Tuesday, November 3, 2015

World Health Organization Incorrectly Demonizes Natural, Grassfed Beef Jerky

(Editor's note: the following is a letter to jerky lovers the worldwide from Lawless Jerky, a maker of 100% all grass fed, purely natural beef jerky, in response to the World Health Orgranization issuing a warning that processed meats cause cancer. Lawless Jerky is a top rated jerky brand here on Best Beef Jerky and has been outspoken on the healthful goodness of natural, grassfed beef...)

by Matthew Tolnick, Founder
Lawless Jerky (http://www.lawlessjerky.com)

grassfed beef
Earlier this week, the World Health Organization (WHO) reported that processed meats cause cancer and that red meats may cause cancer. By captivating the public’s imagination with headlines worthy of a doomsday “meatpocalypse,” some media outlets have unfairly taken aim at the entire category of beef jerky as a “processed meat” potentially implicated by these findings. As detailed below, this is sloppy reporting which seeks to get a cheap rise out of the public by attacking a beloved morsel of Americana. In considering these findings, we must remember that not all beef jerkies and not all red meats are created equal; thus, not all beef jerkies and not all red meats should be implicated by the WHO findings.

As a disclaimer, I clearly have a horse – err cow? – in this race. Following a recall of Krave Jerky in 2014, in which cows with cancer were made into a purportedly gourmet jerky, I decided that my company, Lawless Jerky, would craft our jerky exclusively with 100% grass-fed beef. We take great effort and expense to produce truly premium jerky in gluten-free and all-natural flavors, and I resent our product being lumped together with old school “processed” jerkies that still add nitrites and preservatives. It is critical that we beef jerky lovers think a little bit more about what the WHO report said…and what it didn’t.

Even in the original IARC press release, which gave rise to the media’s feeding frenzy, Christopher Wild, Director of IARC, asked that people consider the positive nutritional value of red meat. In a same-day retort to the press release, “How bad is meat for me? Frankly, the experts don’t know,” health editor Sarah Boseley pointed to the misleading and hyperbolic notion that consuming processed meats and smoking cigarettes carry the same health risks, which leads us to stress that moderation is key and to caution against lumping all processed or red meats into a single category.

Unfortunately, the WHO report linked cancer to processed meats without going into detail about which specific part of the processing was found to be the cause of increased cancer rates. There is a significant difference between large-scale, conventional curing processes (which add sodium nitrites) and the processes used by more ingredient-conscious companies like Lawless Jerky. While the largest beef jerky processors still use nitrites and added preservatives, the undeniable trend in beef jerky is to move AWAY from the unnatural chemical additives commonly found in mass-produced sausage, ham, and bacon products.

Moreover, the report less conclusively suggested that red meats may cause cancer. By grouping all red meats into one category, the study fails to even consider differences in the ways in which animals are raised, an established and important difference between red meats. The old axiom “you are what you eat” is as true today as ever, and it equally applies to the animals that we eat and the foods that they consume.

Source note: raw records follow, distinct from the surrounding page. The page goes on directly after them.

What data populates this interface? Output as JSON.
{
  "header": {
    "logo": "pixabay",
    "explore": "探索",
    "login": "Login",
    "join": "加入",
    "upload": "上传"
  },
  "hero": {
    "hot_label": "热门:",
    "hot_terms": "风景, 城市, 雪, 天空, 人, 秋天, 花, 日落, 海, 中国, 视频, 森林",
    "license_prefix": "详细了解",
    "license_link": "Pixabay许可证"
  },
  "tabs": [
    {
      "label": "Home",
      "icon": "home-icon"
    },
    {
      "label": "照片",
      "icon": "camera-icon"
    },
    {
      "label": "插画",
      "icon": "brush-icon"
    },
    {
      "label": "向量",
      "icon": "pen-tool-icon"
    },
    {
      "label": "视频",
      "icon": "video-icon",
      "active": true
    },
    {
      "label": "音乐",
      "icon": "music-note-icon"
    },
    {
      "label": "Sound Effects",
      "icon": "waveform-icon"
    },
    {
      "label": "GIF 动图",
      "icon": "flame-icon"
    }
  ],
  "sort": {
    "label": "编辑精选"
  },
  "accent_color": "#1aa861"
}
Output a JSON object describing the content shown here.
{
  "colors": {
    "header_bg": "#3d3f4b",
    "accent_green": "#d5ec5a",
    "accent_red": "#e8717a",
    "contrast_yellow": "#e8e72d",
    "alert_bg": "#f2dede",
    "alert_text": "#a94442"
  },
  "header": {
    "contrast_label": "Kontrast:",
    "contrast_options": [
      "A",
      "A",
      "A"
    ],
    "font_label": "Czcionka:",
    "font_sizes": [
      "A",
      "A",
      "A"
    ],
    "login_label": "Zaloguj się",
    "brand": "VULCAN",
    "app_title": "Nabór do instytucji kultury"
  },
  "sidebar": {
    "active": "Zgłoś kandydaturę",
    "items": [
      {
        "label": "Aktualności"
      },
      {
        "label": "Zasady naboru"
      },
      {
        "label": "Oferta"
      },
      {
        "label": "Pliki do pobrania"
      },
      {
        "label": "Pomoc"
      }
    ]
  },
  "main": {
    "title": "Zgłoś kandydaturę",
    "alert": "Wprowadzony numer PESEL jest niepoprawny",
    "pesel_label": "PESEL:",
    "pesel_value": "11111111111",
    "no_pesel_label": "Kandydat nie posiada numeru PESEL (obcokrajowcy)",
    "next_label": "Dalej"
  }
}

For example, there are widely accepted and significant differences between grass-fed beef and “conventionally raised” beef. From a nutritional standpoint, the omega fatty acid ratios (good for the heart and brain) are far more ideal in 100% grass-fed beef than in grain-fed, factory-farmed beef (MayoClinic). Moreover, the amount of heart-healthy CLAs (conjugated linoleic acid; a type of fat believed to decrease the risk of heart disease and cancer) is greater in 100% grass-fed beef (MayoClinic). From an ethical standpoint, bovine left free to graze in pastures, eating the food nature intended for them, should be distinguished from the unnatural “conventionally raised” cows, which are plumped with a man-made diet of corn, soy, and antibiotics, which seek to combat illnesses associated with the horrid conditions found on factory farms. In sum, failing to distinguish how various red meats are raised is a critical misstep in the purported link of red meat to cancer.

For an increasing number of consumers, 100% grass-fed beef stands for better health, nutrition, ethics, and, ultimately, quality. Just this month, the cover story of Consumer Reports (which strongly recommends 100% grass-fed beef as being worth its premium price) showed another, less frequently discussed way that 100% grass-fed beef is different and better: 100% grass-fed cows are 3 times less likely to harbor superbugs, strains of multidrug-resistant bacteria.

The further our food gets away from how it evolved over time in nature (i.e. cows evolving as plant, not grain, eaters), and the more foreign substances that we introduce into our bodies (i.e. ingesting chemicals not found in nature), the more we run the risk of our bodies rejecting these choices (i.e. cancer). It is my hope that the millennial generation continues to champion the slow food movement and getting away from the “quantity over quality”, “convenience/cheapness over all else” mindset that has left so many children and adults victims of diabetes, heart disease, and other diseases of Western Civilization.